All it takes is a mere $8.5 billion to forever change how calls are made. Don’t have that measly sum lying around? Don’t worry, Microsoft (MSFT) is here to help you out with its recently announced acquisition of Skype. So you can save your dollars for a new Windows Phone, or Skype-supported Xbox or Kinect.

Tailing on Microsoft’s announcement earlier this year about major updates to its Windows Phone 7 mobile operating system, the company appears to be diving full force into the mobile industry with its purchase of Skype, a move that is expected to bring mobile video calling to a much broader audience. In response to the announced acquisition, ABI Research analyst Appo Markkanen said, “Skype video calling is a rather advanced system and it would allow Nokia (NOK) or other device makers that use Windows Phone to have a strong video calling feature.”

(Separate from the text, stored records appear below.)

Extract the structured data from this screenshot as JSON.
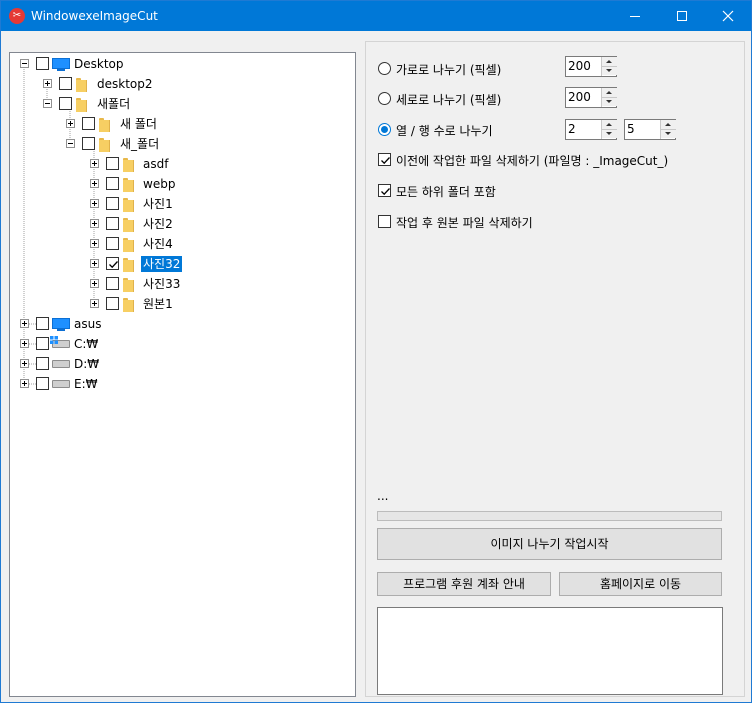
{
  "window": {
    "title": "WindowexeImageCut",
    "app_icon": "scissors-icon",
    "controls": [
      "minimize-icon",
      "maximize-icon",
      "close-icon"
    ]
  },
  "tree": {
    "nodes": [
      {
        "label": "Desktop",
        "expanded": true,
        "checked": false,
        "icon": "monitor-icon"
      },
      {
        "label": "desktop2",
        "expanded": false,
        "checked": false,
        "icon": "folder-icon"
      },
      {
        "label": "새폴더",
        "expanded": true,
        "checked": false,
        "icon": "folder-icon"
      },
      {
        "label": "새 폴더",
        "expanded": false,
        "checked": false,
        "icon": "folder-icon"
      },
      {
        "label": "새_폴더",
        "expanded": true,
        "checked": false,
        "icon": "folder-icon"
      },
      {
        "label": "asdf",
        "expanded": false,
        "checked": false,
        "icon": "folder-icon"
      },
      {
        "label": "webp",
        "expanded": false,
        "checked": false,
        "icon": "folder-icon"
      },
      {
        "label": "사진1",
        "expanded": false,
        "checked": false,
        "icon": "folder-icon"
      },
      {
        "label": "사진2",
        "expanded": false,
        "checked": false,
        "icon": "folder-icon"
      },
      {
        "label": "사진4",
        "expanded": false,
        "checked": false,
        "icon": "folder-icon"
      },
      {
        "label": "사진32",
        "expanded": false,
        "checked": true,
        "selected": true,
        "icon": "folder-icon"
      },
      {
        "label": "사진33",
        "expanded": false,
        "checked": false,
        "icon": "folder-icon"
      },
      {
        "label": "원본1",
        "expanded": false,
        "checked": false,
        "icon": "folder-icon"
      },
      {
        "label": "asus",
        "expanded": false,
        "checked": false,
        "icon": "monitor-icon"
      },
      {
        "label": "C:₩",
        "expanded": false,
        "checked": false,
        "icon": "system-drive-icon"
      },
      {
        "label": "D:₩",
        "expanded": false,
        "checked": false,
        "icon": "drive-icon"
      },
      {
        "label": "E:₩",
        "expanded": false,
        "checked": false,
        "icon": "drive-icon"
      }
    ]
  },
  "options": {
    "horizontal": {
      "label": "가로로 나누기 (픽셀)",
      "selected": false,
      "value": "200"
    },
    "vertical": {
      "label": "세로로 나누기 (픽셀)",
      "selected": false,
      "value": "200"
    },
    "grid": {
      "label": "열 / 행 수로 나누기",
      "selected": true,
      "cols": "2",
      "rows": "5"
    },
    "delete_previous": {
      "label": "이전에 작업한 파일 삭제하기 (파일명 : _ImageCut_)",
      "checked": true
    },
    "include_subfolders": {
      "label": "모든 하위 폴더 포함",
      "checked": true
    },
    "delete_original": {
      "label": "작업 후 원본 파일 삭제하기",
      "checked": false
    }
  },
  "status": {
    "text": "...",
    "progress": 0
  },
  "buttons": {
    "start": "이미지 나누기 작업시작",
    "donate": "프로그램 후원 계좌 안내",
    "homepage": "홈페이지로 이동"
  },
  "log": {
    "text": ""
  }
}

You won’t just be able to see who you are calling, but you’ll also see your mobile phone experience as a whole transformed, according to PCMag. The publication called the acquisition “an attempt to buy that most basic level of the phone experience.” PCMag predicted that the company will not have enough time to truly integrate Skype into the release of Windows Phone 7, but instead will make major changes prior to the Mobile World Congress next February, including the merging of Windows Messenger and Skype Chat and international calling over Skype to save dollars. The full integration of the Windows Phone and Skype would give the company solid competition against Apple’s (AAPL) FaceTime and Google (GOOG) Voice.

Although concerns have been raised that the deal will turn Skype into a Windows-only service, it’s unlikely that the company will kill off Skype’s iOS and Mac applications, since profits could be lost, according to Jake Zarobsky of Today’s iPhone. He also pointed to Skype’s friendly past relationship with Apple. Skype previewed a version of its VoIP app that is able to receive calls in the background at last year’s iOS 4.0 preview.

Despite the groundbreaking nature of this acquisition, Microsoft must overcome a rocky history of leveraging acquisitions. Anyone remember the results of its purchase of Danger? Yeah, neither do we. But, if successfully leveraged, you’ll soon be ending your long-distance calls via Windows Phone with the words “See you later,” and actually mean it.